Le mystère de la fertilité résolu grâce à la découverte d'une protéine clé
L’infertilité peut être causée par un certain nombre de facteurs, notamment (mais pas uniquement) des dommages à l’ADN, des aberrations chromosomiques, des troubles hormonaux, des facteurs liés à l’âge et des facteurs environnementaux. Certains troubles de l’infertilité sont spécifiques aux femmes, d’autres aux hommes, et d’autres encore résultent d’une combinaison de troubles chez les partenaires masculin et féminin. Environ 12 étapes sont nécessaires pour enquêter en profondeur sur la cause de l’infertilité chez les couples. Dans une étude publiée cette semaine dans Nature , avec le Dr Enrica Bianchi du Wellcome Trust Sanger Institute de Cambridge, au Royaume-Uni, comme auteur principal, des scientifiques se rapprochent de la résolution du mystère de la fertilité grâce à la découverte d’une protéine qui est la clé de l’interaction entre le sperme et l’ovule.

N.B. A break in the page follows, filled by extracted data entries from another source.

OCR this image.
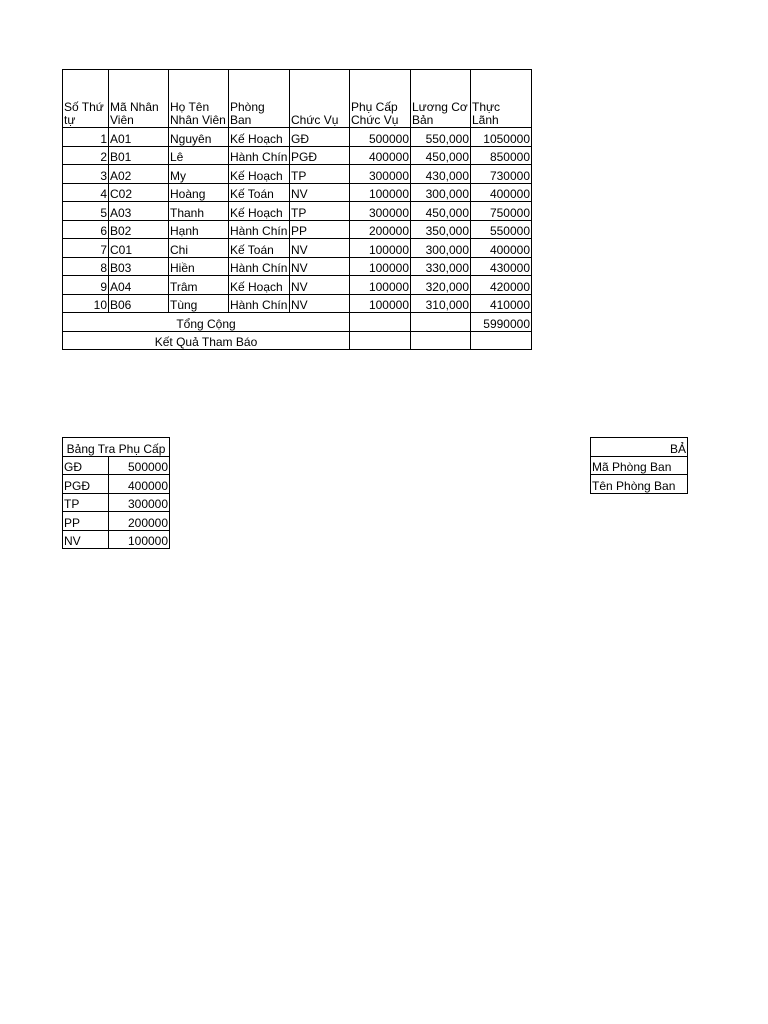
Số Thứ tự	Mã Nhân Viên	Họ Tên Nhân Viên	Phòng Ban	Chức Vụ	Phụ Cấp Chức Vụ	Lương Cơ Bản	Thực Lãnh
1	A01	Nguyên	Kế Hoạch	GĐ	500000	550,000	1050000
2	B01	Lê	Hành Chín	PGĐ	400000	450,000	850000
3	A02	My	Kế Hoạch	TP	300000	430,000	730000
4	C02	Hoàng	Kế Toán	NV	100000	300,000	400000
5	A03	Thanh	Kế Hoạch	TP	300000	450,000	750000
6	B02	Hạnh	Hành Chín	PP	200000	350,000	550000
7	C01	Chi	Kế Toán	NV	100000	300,000	400000
8	B03	Hiền	Hành Chín	NV	100000	330,000	430000
9	A04	Trâm	Kế Hoạch	NV	100000	320,000	420000
10	B06	Tùng	Hành Chín	NV	100000	310,000	410000
Tổng Cộng							5990000
Kết Quả Tham Báo							
Bảng Tra Phụ Cấp	
GĐ	500000
PGĐ	400000
TP	300000
PP	200000
NV	100000
BẢ
Mã Phòng Ban
Tên Phòng Ban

La fertilité est un sujet d’une importance capitale, et de nombreuses recherches ont été menées sur ce sujet. Une première clé de ce mystère a été découverte en 2005, lorsque des chercheurs ont découvert une protéine présente à la surface du spermatozoïde qui reconnaît l’ovule, permettant ainsi la fusion pour former un embryon. Ils l’ont baptisée « Izumo », qui signifie « sanctuaire du mariage » en japonais. Dans l’étude d’aujourd’hui, l’équipe de recherche rapporte la découverte d’une protéine apparentée à la surface de l’ovule qui se lie à Izumo : ils l’ont baptisée Juno, d’après la déesse romaine de la fertilité. L’étude de recherche a également confirmé que la liaison d’Izumo à Juno est la première étape du processus de fusion de l’ovule et du spermatozoïde, sans laquelle la fécondation ne peut avoir lieu. Cette interaction particulière a été difficile à cerner, car la liaison entre Izumo et Juno est de faible affinité (c’est-à-dire que leur liaison est assez faible). Une fois l'ovule fécondé, il se débarrasse de la protéine Juno restante à sa surface en 40 minutes, afin d'empêcher la liaison de davantage de spermatozoïdes : si plusieurs spermatozoïdes fusionnaient avec l'ovule, le zygote résultant aurait trop de chromosomes et serait donc non viable.
Pour réaliser l'expérience, l'équipe de recherche a pris la protéine Izumo déjà caractérisée et en a développé une version artificielle pour voir à quoi elle se liait sur un œuf de souris. Ils ont utilisé un test appelé AVEXIS, conçu pour identifier les interactions faibles et transitoires entre les récepteurs et les ligands auxquels ils se lient. Ils ont ainsi découvert un récepteur de folate appelé Folr4, qu'ils ont rebaptisé Juno.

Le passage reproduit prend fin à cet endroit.